Я напрягся, пытаясь увидеть, услышать и даже подумать, если получится, все, что можно и нельзя, понять последовательность, в которой на столе лежали бумажки, ручка, свалившиеся со шкафа замок из зубочисток, перекошенный, и указка в коричневых узорах, невредимая, запомнить цвета платьев и костюмов, длину каблуков, угадать, повалит ли Сырыч кого-нибудь из теснящих училок и промочит ли секретарша закатанный выше пухлого локтя рукав, вспомнить число и месяц — и что такое число и месяц. Я смог, я отвлекся, я забыл про выкрученные кулаки и кроссовки, вбитые под ножки кресла самым кривым образом. Я дождался очередного не толчка уже, а пушечного удара костей по мышцам — и вскочил, не обращая внимания на забытое.

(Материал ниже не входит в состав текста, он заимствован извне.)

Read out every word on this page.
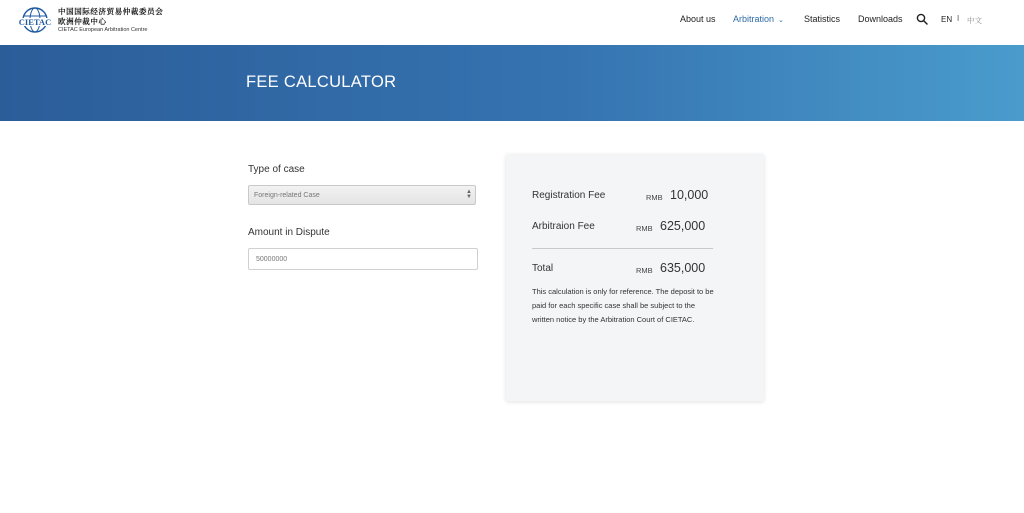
CIETAC
中国国际经济贸易仲裁委员会
欧洲仲裁中心
CIETAC European Arbitration Centre
About us Arbitration ⌄ Statistics Downloads	EN I 中文
FEE CALCULATOR
Type of case
Foreign-related Case	▲
▼
Amount in Dispute
50000000
Registration Fee	RMB 10,000
Arbitraion Fee	RMB 625,000
Total	RMB 635,000
This calculation is only for reference. The deposit to be paid for each specific case shall be subject to the written notice by the Arbitration Court of CIETAC.
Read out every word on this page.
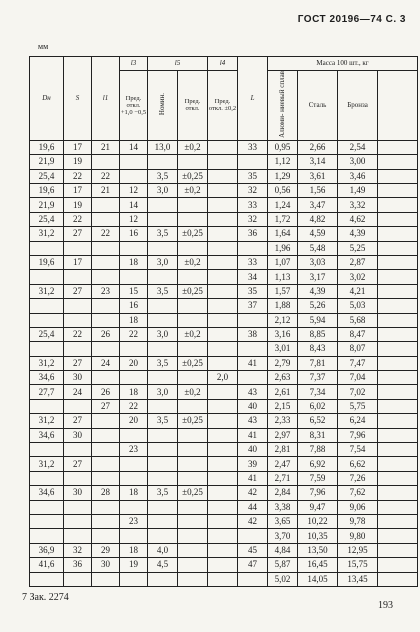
ГОСТ 20196—74 С. 3
мм
Dн	S	l1	l3	l5		l4	L	Масса 100 шт., кг			
			Пред. откл. +1,0 −0,5	Номин.	Пред. откл.	Пред. откл. ±0,2		Алюми- ниевый сплав	Сталь	Бронза	
19,6	17	21	14	13,0	±0,2		33	0,95	2,66	2,54	
21,9	19							1,12	3,14	3,00	
25,4	22	22		3,5	±0,25		35	1,29	3,61	3,46	
19,6	17	21	12	3,0	±0,2		32	0,56	1,56	1,49	
21,9	19		14				33	1,24	3,47	3,32	
25,4	22		12				32	1,72	4,82	4,62	
31,2	27	22	16	3,5	±0,25		36	1,64	4,59	4,39	
								1,96	5,48	5,25	
19,6	17		18	3,0	±0,2		33	1,07	3,03	2,87	
							34	1,13	3,17	3,02	
31,2	27	23	15	3,5	±0,25		35	1,57	4,39	4,21	
			16				37	1,88	5,26	5,03	
			18					2,12	5,94	5,68	
25,4	22	26	22	3,0	±0,2		38	3,16	8,85	8,47	
								3,01	8,43	8,07	
31,2	27	24	20	3,5	±0,25		41	2,79	7,81	7,47	
34,6	30					2,0		2,63	7,37	7,04	
27,7	24	26	18	3,0	±0,2		43	2,61	7,34	7,02	
		27	22				40	2,15	6,02	5,75	
31,2	27		20	3,5	±0,25		43	2,33	6,52	6,24	
34,6	30						41	2,97	8,31	7,96	
			23				40	2,81	7,88	7,54	
31,2	27						39	2,47	6,92	6,62	
							41	2,71	7,59	7,26	
34,6	30	28	18	3,5	±0,25		42	2,84	7,96	7,62	
							44	3,38	9,47	9,06	
			23				42	3,65	10,22	9,78	
								3,70	10,35	9,80	
36,9	32	29	18	4,0			45	4,84	13,50	12,95	
41,6	36	30	19	4,5			47	5,87	16,45	15,75	
								5,02	14,05	13,45	
7 Зак. 2274
193
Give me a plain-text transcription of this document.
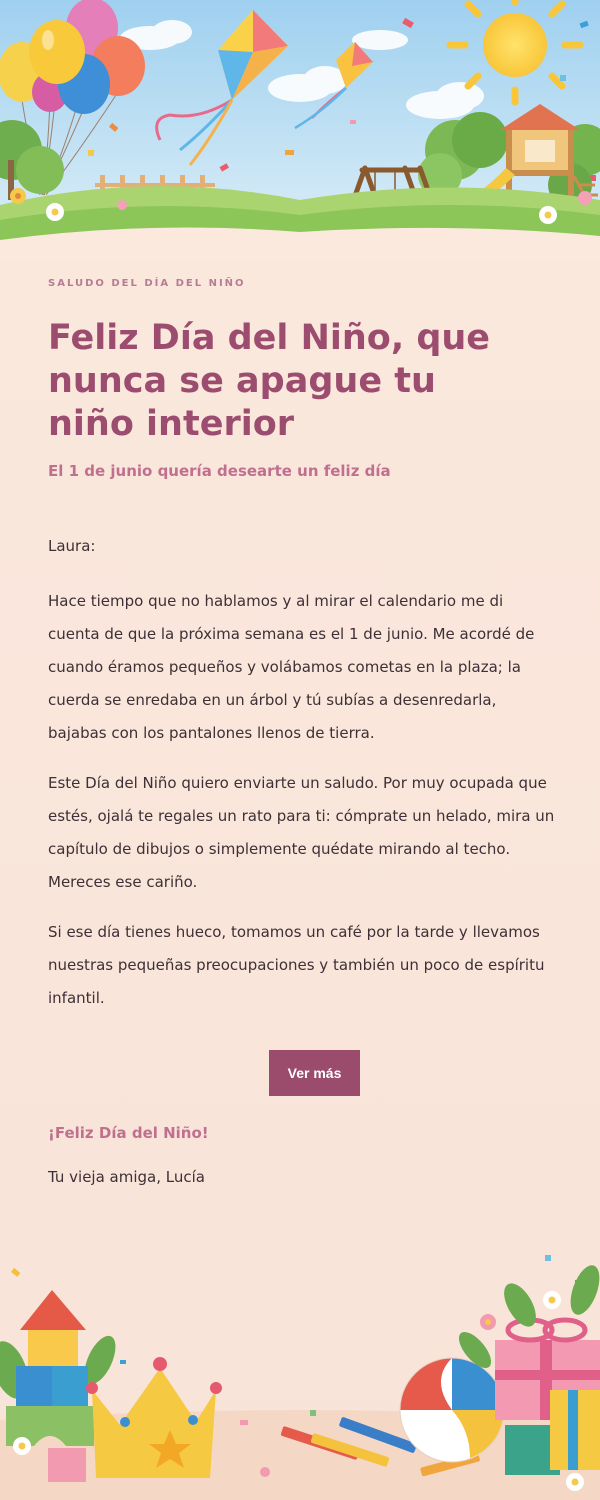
SALUDO DEL DÍA DEL NIÑO

Feliz Día del Niño, que nunca se apague tu niño interior

El 1 de junio quería desearte un feliz día

Laura:

Hace tiempo que no hablamos y al mirar el calendario me di cuenta de que la próxima semana es el 1 de junio. Me acordé de cuando éramos pequeños y volábamos cometas en la plaza; la cuerda se enredaba en un árbol y tú subías a desenredarla, bajabas con los pantalones llenos de tierra.

Este Día del Niño quiero enviarte un saludo. Por muy ocupada que estés, ojalá te regales un rato para ti: cómprate un helado, mira un capítulo de dibujos o simplemente quédate mirando al techo. Mereces ese cariño.

Si ese día tienes hueco, tomamos un café por la tarde y llevamos nuestras pequeñas preocupaciones y también un poco de espíritu infantil.

Ver más
¡Feliz Día del Niño!
Tu vieja amiga, Lucía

Высоко вскочил. С хрустом. И сразу — грохотом.

А заорал не сразу.

Сперва дыхание снеслось, словно ниже горла с маху мешок с песком случился. Миг спустя кесанула боль — везде, дикая, какой не бывает. Она немой была, боль-то, хотя рот распахнулся. Я еще обрадоваться успел, что орать не буду, как девчонка. И через миг завыл — не как девчонка, а как зафонивший стоваттный динамик. С всхлипом вдыхал, закатывая обратно вываливающиеся глаза, слюни и, наверное, сопли, и орал дальше. И левой ногой подергивал, как припадочный. Остальное у меня не шевелилось, теперь уже по-честному.

Зато орать я еще как мог. И не просто а-а, как начал, а с толком. Какой толк, я сдохну сейчас. Терпи, ты. Ты!

— Уйди! — заорал я. — Уйди-ди! Уйдилька-а!

Я орал самозабвенно, выкладываясь, как в третьем раунде, и, как и в третьем раунде, понимал, что копец, сейчас кончусь. И весь замер. На полувопле и полудерге.

Меня перевели в спящий режим.

Боль никуда не делась, она распласталась, как под упавшей бетонной плитой, тонкая и всё ухватившая — и придавленная тяжкой шершавой прохладой. Это было почти приятно, но в середке груди давило очень, и в голове багрово бухтело.

За бухтеньем кто-то слабо вскрикнул, еще раз, и боль раздулась и порвала все везде. Челюсти спеклись, крик наружу не шел, поэтому шел внутрь — и это было совсем больно.

— Иди сюда! — повторила указчица, и я выпал из кресла и грянул об пол свернутым пыльным ковром.

Боли не добавилось, только обида с удивлением. Что-то шевелится у меня все-таки. Ох, пусть не шевелится пока, пожалуйста.

Тело будто вытолкнулось вверх пружинными шарнирами. Но фиксаторов у этих шарниров не было, так что выпрямиться я не успел — встал в глухую защиту и молча рухнул в пол лбом и коленями.

— Хватит, хватит! — заорали надо мной. — Я последний раз требую прекратить это! Луиза, дайте ведро. Дай… Кудряшова, иди пока в класс. Кудряшова, я тебе сказал… Что ты!..

Голос захлебнулся, и я не столько услышал, сколько почувствовал лбом и коленями, что кто-то быстро и неумело рухнул на пол. Недалеко от меня.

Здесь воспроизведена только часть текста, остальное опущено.